Law widens online paper role

Featured in The West Australian, July 22, 2004
CATHY BOLT

The chief executive of West Australian Newspapers Holdings, Ian Law, yesterday expressed strong confidence in the future of newspapers, just days before the company is due to launch a full online edition of its flagship daily, The West Australian.

Mr. Law also flagged further increases over time in The West Australian’s advertising rates and cover price, arguing both were still cheap compared to other major metropolitan newspapers in Australia.

“We are reasonably priced now and going forward we should be in a position to increase our advertising rates at a reasonable rate,” Mr. Law told an Institute of Company Directors luncheon in one of his rare public addresses since taking up the job two and a half years ago.

Mr. Law, who has overseen double digit profit growth in that period, refused to comment when asked later whether he had been approached about becoming chief executive of the Fairfax group, publishers of the Sydney Morning Herald and The Age, when Fred Hilmer retires next year.

“I’m just getting on doing what I am doing,” he said.

After years of taking a highly cautious approach to Internet publishing, Mr. Law confirmed the company planned to launch a subscriptionbased electronic edition of The West Australian, which accounts for 91 per cent of the company’s earnings, in the next couple of weeks.

The “Activ Paper” will be identical in appearance, including the same advertisements. But it will cost $4 a day, four times the cover price of the weekday printed edition.

In a move to combat the leakage of employment and real estate advertising to Internet sites, Mr. Law said it was also developing a website that would offer all its employment, real estate and motoring advertising. However that remained “some months away.”

He said some media groups had chosen to compete aggressively against their own print products by selling online advertising. But WA Newspapers was pursuing the “bundling” model of offering advertisers a free or very low cost uplift to a website. Mr. Law said there would potentially be more opportunities for mass market products like newspapers as a result of the fragmentation in the media market flowing from developments like the Internet, pay-TV, new FM licences, I-Pods, and mobile phones.

Advertising revenue for free-to-air television in the United States had continued to climb despite a fall in their audience. “It means there will be an ongoing need, possibly a greater need, for advertisers to have access to mass marketing mediums,” he said.

Mr. Law was optimistic about the company’s trading environment for the next two to three years, with WA increasingly seen as one of the longer-term growth areas in Australia.

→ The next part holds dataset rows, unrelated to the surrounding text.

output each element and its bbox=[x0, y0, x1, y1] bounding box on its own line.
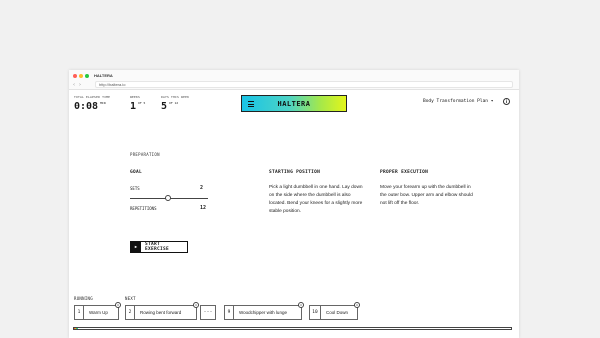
sets-value: 2 bbox=[200, 185, 204, 191]
workout-progress-fill bbox=[74, 328, 79, 329]
running-label: RUNNING bbox=[74, 296, 93, 301]
card-number: 10 bbox=[310, 306, 321, 319]
close-dot[interactable] bbox=[73, 74, 77, 78]
minimize-dot[interactable] bbox=[79, 74, 83, 78]
card-info-icon[interactable]: i bbox=[115, 302, 121, 308]
logo-menu-bar[interactable]: HALTERA bbox=[241, 95, 347, 112]
queue-ellipsis[interactable]: ... bbox=[200, 305, 216, 320]
info-icon[interactable]: i bbox=[503, 98, 510, 105]
browser-chrome: HALTERA ‹ › http://haltera.io bbox=[69, 70, 519, 90]
tab-title[interactable]: HALTERA bbox=[94, 73, 113, 78]
queue-card-next-3[interactable]: 10 Cool Down i bbox=[309, 302, 360, 320]
stat-days-label: DAYS THIS WEEK bbox=[161, 95, 190, 99]
window-controls bbox=[73, 74, 89, 78]
nav-buttons: ‹ › bbox=[73, 82, 81, 88]
queue-card-next-1[interactable]: 2 Rowing bent forward i bbox=[125, 302, 199, 320]
stat-elapsed: TOTAL ELAPSED TIME 0:08 MIN bbox=[74, 95, 110, 112]
card-label: Cool Down bbox=[326, 310, 349, 315]
app-page: TOTAL ELAPSED TIME 0:08 MIN WEEKS 1 OF 5 D… bbox=[69, 90, 519, 338]
queue-card-next-2[interactable]: 9 Woodchipper with lunge i bbox=[224, 302, 304, 320]
card-info-icon[interactable]: i bbox=[193, 302, 199, 308]
maximize-dot[interactable] bbox=[85, 74, 89, 78]
stat-weeks: WEEKS 1 OF 5 bbox=[130, 95, 145, 112]
goal-title: GOAL bbox=[130, 170, 143, 175]
card-info-icon[interactable]: i bbox=[354, 302, 360, 308]
card-number: 2 bbox=[126, 306, 135, 319]
back-icon[interactable]: ‹ bbox=[73, 82, 75, 88]
reps-value: 12 bbox=[200, 205, 207, 211]
preparation-label: PREPARATION bbox=[130, 152, 160, 157]
stat-weeks-value: 1 OF 5 bbox=[130, 101, 146, 112]
sets-reps-slider-knob[interactable] bbox=[165, 195, 171, 201]
workout-progress-bar bbox=[73, 327, 512, 330]
forward-icon[interactable]: › bbox=[79, 82, 81, 88]
browser-window: HALTERA ‹ › http://haltera.io TOTAL ELAP… bbox=[69, 70, 519, 338]
play-icon: ▶ bbox=[131, 242, 141, 252]
card-info-icon[interactable]: i bbox=[298, 302, 304, 308]
proper-execution-title: PROPER EXECUTION bbox=[380, 170, 429, 175]
proper-execution-text: Move your forearm up with the dumbbell i… bbox=[380, 185, 473, 206]
reps-label: REPETITIONS bbox=[130, 206, 157, 211]
starting-position-text: Pick a light dumbbell in one hand. Lay d… bbox=[269, 185, 363, 214]
stat-weeks-label: WEEKS bbox=[130, 95, 141, 99]
queue-card-running[interactable]: 1 Warm Up i bbox=[74, 302, 121, 320]
card-label: Rowing bent forward bbox=[140, 310, 182, 315]
stat-days: DAYS THIS WEEK 5 OF 12 bbox=[161, 95, 189, 112]
next-label: NEXT bbox=[125, 296, 136, 301]
start-exercise-label: START EXERCISE bbox=[144, 242, 170, 252]
logo-text: HALTERA bbox=[277, 99, 311, 108]
menu-icon[interactable] bbox=[248, 101, 254, 107]
stat-elapsed-value: 0:08 MIN bbox=[74, 101, 106, 112]
sets-label: SETS bbox=[130, 186, 140, 191]
starting-position-title: STARTING POSITION bbox=[269, 170, 321, 175]
plan-selector[interactable]: Body Transformation Plan ▾ bbox=[423, 99, 493, 104]
card-number: 1 bbox=[75, 306, 84, 319]
stat-days-value: 5 OF 12 bbox=[161, 101, 179, 112]
card-number: 9 bbox=[225, 306, 234, 319]
card-label: Woodchipper with lunge bbox=[239, 310, 287, 315]
start-exercise-button[interactable]: ▶ START EXERCISE bbox=[130, 241, 188, 253]
address-bar[interactable]: http://haltera.io bbox=[95, 81, 513, 88]
card-label: Warm Up bbox=[89, 310, 108, 315]
stat-elapsed-label: TOTAL ELAPSED TIME bbox=[74, 95, 111, 99]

At the same time, every single process at the company remained under scrutiny on a weekly basis, following two years of hard work to curb cost increases.

“At the end of the day we are a manufacturing business making widgets called newspapers,” he said.

The most difficult challenge facing newspapers was to attract younger readers. But he said The West Australian had been successful in growing its under-30 readership.

Though he had received complaints from some older readers about the prominent placement of stories like those on English soccer celebrity David Beckham’s infidelities, “the reality is that is news.”

The West Australian can no longer be a paper of record. It has to be entertaining, it has to challenge, it has to deal with issues that this generation is talking about.”